Без языка я с трудом пробивался к автохтонам, в основном с помощью эмигрантов, в первую очередь, конечно, поляков, с которыми встречался повсюду и чьи мнения выслушивал с наибольшим вниманием. Я был всего лишь туристом, не проходил испытания поиском места под палящим солнцем. Глядя на этих людей, в основном уже немолодых, которым пришлось строить жизнь заново, я невольно спрашивал, каким путем они сюда попали, но разговор тут же уходил в другую сторону, мы забывали о стране, окружавшей нас. Никогда прежде я не видел так ясно, насколько суждения – что категорические, упрощенные, что растушеванные и проницательные – зависят обычно от самоощущения, от успехов и неудач, от давних переживаний или обид, насколько это подчас проекция наших состояний. До чего же редко человек способен, наблюдая за собой, забыть и по-настоящему пропитаться новыми впечатлениями без предубеждений или изначально заданной, с первой минуты формирующей видение теории.
Ведь Тэн даже сначала конструировал теорию о народах, об их искусстве и только потом ехал в Италию или Англию в поисках аргументов и примеров.
Если наряду с положительными оценками стран Америки, иногда и полными энтузиазма, с быстро растущим локальным «патриотизмом» (Рио или Сан-Пауло, например), я встретил и много негативных, остро критических замечаний, то в один прекрасный день внезапно и лучше всего понял второе дно этих суждений во время разговора с варшавянином в Рио.
Светлая квартирка, полная сувениров из Польши, на полках – польские книги, а на одном из кресел – гора посылок из Польши. Если выглянуть из окна, с одной стороны виден сверкающий краешек роскошного залива, а с другой – голый, отвесный склон горы, врезающийся прямо в улицу. А дальше, выше – негритянские фавелы[190] в гуще деревьев разнообразных форм и всевозможной зелени. Хозяин квартиры говорит мне, стоя спиной к окну: «Природа! Понимаете, она здесь даже не враждебна, она полностью равнодушна. Видите ли, у моего отца в Сколимове был такой газон… рядом с теннисом. Так вот, за тот газон я бы отдал всю эту природу и всю эту Бразилию».
Я все еще слышу голос старушки, пани Ванькович с Бобруйщины, выметенной из своей усадебки революцией и поселившейся в 1920 году на Аллеях Уяздовских, в новой квартире, у самой площади Св. Александра. Слышу ее певучий белорусский польский: «Ах, дорогой, эта Варшава! Здесь и люди чуожие, и страна чуожая, и даже церковь чуожая».
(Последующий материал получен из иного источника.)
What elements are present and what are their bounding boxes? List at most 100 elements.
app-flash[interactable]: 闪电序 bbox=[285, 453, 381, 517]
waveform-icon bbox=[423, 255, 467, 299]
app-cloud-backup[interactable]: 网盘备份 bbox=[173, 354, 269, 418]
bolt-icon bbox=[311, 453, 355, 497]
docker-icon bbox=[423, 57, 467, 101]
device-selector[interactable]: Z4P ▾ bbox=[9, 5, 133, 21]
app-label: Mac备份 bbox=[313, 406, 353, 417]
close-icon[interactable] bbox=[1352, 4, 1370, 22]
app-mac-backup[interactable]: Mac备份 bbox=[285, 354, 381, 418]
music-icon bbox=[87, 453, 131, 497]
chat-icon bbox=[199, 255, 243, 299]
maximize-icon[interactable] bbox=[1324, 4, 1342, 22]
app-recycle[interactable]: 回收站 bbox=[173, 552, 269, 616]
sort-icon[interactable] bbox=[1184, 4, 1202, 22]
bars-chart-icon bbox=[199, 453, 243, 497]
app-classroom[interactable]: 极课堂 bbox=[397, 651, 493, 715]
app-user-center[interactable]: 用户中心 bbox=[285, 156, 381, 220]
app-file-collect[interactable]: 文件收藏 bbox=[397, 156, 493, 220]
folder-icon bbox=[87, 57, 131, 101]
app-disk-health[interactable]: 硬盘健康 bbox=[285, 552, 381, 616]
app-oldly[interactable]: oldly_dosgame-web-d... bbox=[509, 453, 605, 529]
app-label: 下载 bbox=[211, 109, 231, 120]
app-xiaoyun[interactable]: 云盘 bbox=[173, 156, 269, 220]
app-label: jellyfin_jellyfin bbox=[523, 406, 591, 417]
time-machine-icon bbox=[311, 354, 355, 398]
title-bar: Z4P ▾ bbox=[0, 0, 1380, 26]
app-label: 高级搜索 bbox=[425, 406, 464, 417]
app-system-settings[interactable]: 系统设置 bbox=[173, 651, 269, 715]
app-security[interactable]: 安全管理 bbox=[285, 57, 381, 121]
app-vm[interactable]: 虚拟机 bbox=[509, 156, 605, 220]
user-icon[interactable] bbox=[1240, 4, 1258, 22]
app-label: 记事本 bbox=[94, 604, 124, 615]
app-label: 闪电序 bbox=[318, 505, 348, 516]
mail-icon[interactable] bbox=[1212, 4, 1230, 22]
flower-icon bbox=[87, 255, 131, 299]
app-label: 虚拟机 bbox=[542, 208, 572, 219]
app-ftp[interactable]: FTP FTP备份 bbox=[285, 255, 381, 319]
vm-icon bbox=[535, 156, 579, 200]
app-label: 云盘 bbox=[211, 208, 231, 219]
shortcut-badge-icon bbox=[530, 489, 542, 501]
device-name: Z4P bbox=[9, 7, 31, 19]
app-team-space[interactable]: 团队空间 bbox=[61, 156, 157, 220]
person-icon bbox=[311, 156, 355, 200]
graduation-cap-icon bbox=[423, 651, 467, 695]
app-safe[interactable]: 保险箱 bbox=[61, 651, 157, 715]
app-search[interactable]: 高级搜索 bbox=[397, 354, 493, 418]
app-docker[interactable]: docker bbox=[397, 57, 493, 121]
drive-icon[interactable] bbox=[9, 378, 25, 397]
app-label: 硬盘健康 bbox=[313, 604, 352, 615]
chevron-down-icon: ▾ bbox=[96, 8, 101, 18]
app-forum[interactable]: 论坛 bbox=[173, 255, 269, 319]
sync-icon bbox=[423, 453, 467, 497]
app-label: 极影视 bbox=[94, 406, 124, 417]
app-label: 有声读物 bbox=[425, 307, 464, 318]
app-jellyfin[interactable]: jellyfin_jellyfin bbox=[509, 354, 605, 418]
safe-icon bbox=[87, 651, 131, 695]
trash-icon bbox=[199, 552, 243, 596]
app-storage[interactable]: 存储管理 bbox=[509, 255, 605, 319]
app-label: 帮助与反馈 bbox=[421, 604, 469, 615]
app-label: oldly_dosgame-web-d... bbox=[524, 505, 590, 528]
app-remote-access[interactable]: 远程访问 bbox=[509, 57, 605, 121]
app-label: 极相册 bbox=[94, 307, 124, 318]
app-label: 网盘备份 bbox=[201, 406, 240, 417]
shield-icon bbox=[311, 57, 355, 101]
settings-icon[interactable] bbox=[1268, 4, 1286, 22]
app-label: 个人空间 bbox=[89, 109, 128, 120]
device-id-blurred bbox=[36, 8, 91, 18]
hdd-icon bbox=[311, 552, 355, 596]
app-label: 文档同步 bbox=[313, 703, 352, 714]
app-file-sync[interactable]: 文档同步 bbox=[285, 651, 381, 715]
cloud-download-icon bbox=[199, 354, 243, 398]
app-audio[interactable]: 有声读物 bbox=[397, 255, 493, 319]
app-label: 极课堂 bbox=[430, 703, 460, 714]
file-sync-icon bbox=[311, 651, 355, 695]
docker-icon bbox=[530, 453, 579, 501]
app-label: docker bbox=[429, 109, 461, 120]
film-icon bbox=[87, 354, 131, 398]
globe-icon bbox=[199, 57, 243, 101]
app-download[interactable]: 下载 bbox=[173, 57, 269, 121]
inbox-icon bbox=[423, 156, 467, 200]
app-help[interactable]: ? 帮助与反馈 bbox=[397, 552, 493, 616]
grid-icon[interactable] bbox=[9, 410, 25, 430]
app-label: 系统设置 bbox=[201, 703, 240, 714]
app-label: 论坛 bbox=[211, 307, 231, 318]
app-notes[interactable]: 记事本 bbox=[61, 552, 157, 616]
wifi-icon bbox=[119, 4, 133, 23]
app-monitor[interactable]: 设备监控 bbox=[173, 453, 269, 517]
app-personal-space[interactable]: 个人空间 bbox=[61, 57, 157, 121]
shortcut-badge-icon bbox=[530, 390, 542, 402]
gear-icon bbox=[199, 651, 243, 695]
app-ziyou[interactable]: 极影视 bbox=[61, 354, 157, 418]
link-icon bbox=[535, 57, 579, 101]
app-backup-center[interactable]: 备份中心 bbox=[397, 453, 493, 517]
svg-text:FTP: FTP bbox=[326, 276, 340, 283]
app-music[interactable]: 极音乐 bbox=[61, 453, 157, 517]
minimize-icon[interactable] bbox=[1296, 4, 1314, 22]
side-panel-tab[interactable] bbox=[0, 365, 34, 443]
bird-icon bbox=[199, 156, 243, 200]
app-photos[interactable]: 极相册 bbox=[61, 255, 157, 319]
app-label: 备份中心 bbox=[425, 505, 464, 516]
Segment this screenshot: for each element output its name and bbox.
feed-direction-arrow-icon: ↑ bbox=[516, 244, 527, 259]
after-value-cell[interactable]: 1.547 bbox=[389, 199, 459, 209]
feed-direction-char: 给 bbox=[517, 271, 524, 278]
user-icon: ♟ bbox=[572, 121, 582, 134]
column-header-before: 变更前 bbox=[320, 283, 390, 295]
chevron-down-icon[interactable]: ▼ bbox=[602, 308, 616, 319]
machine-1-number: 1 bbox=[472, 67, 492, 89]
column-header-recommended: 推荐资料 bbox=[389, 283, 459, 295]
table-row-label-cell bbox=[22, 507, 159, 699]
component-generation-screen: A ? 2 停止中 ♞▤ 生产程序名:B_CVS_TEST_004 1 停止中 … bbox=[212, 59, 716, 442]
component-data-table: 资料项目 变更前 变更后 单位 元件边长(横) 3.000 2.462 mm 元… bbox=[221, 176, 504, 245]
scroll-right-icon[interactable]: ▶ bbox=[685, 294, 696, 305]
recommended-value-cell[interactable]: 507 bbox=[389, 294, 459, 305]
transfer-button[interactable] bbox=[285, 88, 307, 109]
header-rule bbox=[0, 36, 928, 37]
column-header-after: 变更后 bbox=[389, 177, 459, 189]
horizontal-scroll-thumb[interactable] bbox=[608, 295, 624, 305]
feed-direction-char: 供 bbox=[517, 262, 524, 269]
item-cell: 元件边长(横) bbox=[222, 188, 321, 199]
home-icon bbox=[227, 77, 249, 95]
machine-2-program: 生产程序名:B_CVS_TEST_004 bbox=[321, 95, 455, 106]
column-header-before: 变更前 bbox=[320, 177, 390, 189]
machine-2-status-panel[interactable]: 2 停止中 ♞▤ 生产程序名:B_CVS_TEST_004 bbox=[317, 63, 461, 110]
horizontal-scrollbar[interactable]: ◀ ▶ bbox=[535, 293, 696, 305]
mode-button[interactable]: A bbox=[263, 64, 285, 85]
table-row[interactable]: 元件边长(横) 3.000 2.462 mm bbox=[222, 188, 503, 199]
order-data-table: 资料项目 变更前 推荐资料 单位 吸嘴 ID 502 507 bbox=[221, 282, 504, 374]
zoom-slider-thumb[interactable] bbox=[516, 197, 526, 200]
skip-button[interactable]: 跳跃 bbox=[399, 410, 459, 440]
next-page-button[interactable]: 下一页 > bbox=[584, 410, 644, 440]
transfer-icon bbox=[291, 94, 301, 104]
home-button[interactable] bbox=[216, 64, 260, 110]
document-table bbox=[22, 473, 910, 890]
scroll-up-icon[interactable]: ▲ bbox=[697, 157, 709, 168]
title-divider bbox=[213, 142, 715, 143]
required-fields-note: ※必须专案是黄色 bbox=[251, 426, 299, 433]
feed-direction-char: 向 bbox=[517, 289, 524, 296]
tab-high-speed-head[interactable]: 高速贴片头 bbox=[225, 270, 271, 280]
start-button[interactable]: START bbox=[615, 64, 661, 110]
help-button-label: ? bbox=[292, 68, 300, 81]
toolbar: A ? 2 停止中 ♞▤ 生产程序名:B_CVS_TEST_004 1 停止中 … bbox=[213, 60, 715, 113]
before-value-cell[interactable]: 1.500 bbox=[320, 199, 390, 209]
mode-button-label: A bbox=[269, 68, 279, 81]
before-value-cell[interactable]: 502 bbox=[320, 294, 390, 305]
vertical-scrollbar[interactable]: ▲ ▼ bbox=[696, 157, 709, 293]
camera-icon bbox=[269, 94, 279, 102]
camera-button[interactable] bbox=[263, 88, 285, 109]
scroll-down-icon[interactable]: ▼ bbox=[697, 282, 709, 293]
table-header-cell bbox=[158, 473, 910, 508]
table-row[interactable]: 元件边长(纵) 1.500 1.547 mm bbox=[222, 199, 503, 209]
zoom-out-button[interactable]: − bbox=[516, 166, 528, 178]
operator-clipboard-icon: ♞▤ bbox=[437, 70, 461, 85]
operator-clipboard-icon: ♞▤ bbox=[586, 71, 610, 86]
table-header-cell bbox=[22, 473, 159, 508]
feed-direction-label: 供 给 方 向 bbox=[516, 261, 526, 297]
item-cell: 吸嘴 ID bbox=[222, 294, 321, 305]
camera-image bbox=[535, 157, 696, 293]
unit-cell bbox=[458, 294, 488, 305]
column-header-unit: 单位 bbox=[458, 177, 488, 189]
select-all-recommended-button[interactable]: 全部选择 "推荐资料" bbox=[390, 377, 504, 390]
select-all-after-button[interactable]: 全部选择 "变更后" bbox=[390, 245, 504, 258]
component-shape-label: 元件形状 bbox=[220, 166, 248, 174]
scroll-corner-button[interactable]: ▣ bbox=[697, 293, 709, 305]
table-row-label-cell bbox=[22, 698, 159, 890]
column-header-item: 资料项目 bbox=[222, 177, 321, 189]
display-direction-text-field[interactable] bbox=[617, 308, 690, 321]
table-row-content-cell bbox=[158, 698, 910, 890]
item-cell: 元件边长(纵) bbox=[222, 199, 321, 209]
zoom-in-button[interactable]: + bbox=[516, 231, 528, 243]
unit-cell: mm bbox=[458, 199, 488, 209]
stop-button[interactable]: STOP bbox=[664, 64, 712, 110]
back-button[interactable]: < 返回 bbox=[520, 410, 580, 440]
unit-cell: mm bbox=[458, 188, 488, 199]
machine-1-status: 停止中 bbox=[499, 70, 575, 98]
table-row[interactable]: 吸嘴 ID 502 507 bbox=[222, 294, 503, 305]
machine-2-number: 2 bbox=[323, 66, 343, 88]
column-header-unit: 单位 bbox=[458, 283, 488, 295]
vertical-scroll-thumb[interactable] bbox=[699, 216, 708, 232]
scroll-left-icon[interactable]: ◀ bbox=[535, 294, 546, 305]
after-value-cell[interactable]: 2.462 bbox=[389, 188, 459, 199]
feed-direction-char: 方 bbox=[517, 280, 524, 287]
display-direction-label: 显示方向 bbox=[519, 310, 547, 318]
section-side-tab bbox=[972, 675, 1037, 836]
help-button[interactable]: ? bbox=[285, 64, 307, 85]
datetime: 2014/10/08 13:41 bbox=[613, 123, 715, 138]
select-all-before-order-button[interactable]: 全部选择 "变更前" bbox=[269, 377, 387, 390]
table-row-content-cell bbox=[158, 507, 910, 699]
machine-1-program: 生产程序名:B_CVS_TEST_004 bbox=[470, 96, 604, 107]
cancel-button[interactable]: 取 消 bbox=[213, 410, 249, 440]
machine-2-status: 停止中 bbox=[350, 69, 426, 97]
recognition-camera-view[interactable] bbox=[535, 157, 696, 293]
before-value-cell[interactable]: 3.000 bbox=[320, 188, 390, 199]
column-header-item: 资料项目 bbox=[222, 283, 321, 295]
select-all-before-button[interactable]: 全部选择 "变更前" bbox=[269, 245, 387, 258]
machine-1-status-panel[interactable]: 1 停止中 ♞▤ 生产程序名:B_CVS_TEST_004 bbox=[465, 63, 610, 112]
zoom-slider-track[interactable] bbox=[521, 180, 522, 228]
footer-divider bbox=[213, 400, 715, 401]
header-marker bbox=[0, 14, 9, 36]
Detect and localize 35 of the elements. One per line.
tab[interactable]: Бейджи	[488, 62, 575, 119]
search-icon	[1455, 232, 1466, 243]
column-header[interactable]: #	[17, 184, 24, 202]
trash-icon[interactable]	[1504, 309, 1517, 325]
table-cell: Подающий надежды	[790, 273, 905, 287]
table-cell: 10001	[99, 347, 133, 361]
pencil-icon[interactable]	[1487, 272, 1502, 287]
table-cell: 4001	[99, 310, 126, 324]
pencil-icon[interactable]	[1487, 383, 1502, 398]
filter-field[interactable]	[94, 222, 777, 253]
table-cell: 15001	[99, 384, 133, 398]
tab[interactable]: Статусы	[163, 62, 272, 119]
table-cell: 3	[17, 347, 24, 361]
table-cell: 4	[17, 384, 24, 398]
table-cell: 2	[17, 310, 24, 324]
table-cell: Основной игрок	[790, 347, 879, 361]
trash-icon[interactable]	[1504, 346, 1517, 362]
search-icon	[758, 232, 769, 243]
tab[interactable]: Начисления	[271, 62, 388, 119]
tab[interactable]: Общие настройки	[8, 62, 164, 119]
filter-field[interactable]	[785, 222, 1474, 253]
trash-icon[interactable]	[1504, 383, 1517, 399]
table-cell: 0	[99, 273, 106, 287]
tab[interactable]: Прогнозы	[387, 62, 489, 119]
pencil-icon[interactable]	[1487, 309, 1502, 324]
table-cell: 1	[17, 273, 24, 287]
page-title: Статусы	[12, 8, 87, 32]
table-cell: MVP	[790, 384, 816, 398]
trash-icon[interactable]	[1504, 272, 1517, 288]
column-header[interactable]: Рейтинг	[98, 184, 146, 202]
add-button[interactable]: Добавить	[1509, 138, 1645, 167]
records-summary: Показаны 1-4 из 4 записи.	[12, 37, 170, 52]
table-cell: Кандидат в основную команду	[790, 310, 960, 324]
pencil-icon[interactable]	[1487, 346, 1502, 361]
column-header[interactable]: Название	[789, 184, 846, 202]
Мне уже давно стало казаться, что всяческая экзотика перестала меня привлекать. «Зачем ехать так далеко, – сказал Ренуар о Гогене, который поехал на Таити, – если с тем же успехом можно писать в Баньё?» А я бы добавил: «и в Мезон-Лаффите». Белая доска в углу коридора, лестница, приставленная к стене, лица в вагоне, везущем меня на Gare Saint-Lazare, – этого хватит. А ведь я не раз в этой последней поездке ощутил, как в молодости, как радостно сжалось сердце, как бывает при встрече с миром неожиданной, чужой, поистине экзотической красоты.
Оуру-Прету – это бразильский Вильнюс, полный барочных костелов, город, населенный когда-то двумястами, а теперь десятью тысячами человек в пустой стране, брошенной золотоискателями.
Аргентинские пампасы, бескрайние пастбища, а посреди них – образцовый приют для сотен прокаженных с опекающей их польской монахиней-францисканкой.
Ориноко – река кайманов, где у истока индейцы все еще стреляют отравленными стрелами в белых, а ближе к устью находится самый большой в мире порт транспортировки железной руды. На его месте еще пять лет назад была дикая пуща.
Миры. Сколь же многое отличает португальскую Бразилию, где индо-американские, африканские и португальские элементы создали совершенно особый этнический состав, от Аргентины или Уругвая, почти совсем европейских. Что общего у архидемократического Уругвая, спокойной, равнинной страны, где самая высокая точка – триста метров, с Венесуэлой, страной вечного лета, снежных вершин, ядовитых змей и диктаторов?
Если на вопрос «Собираетесь ли вы писать?» в начале путешествия я не знал, что ответить, потому что мне казалось, что я так мало могу сказать, то сегодня, даже поняв, что мне уже не хватит жизни, чтобы по-настоящему проникнуть в миры этого континента, я смущенно отвечаю, что хотя бы частицу этих беглых впечатлений, сцепившихся, как шестеренки, с миллионом воспоминаний, я попытаюсь передать.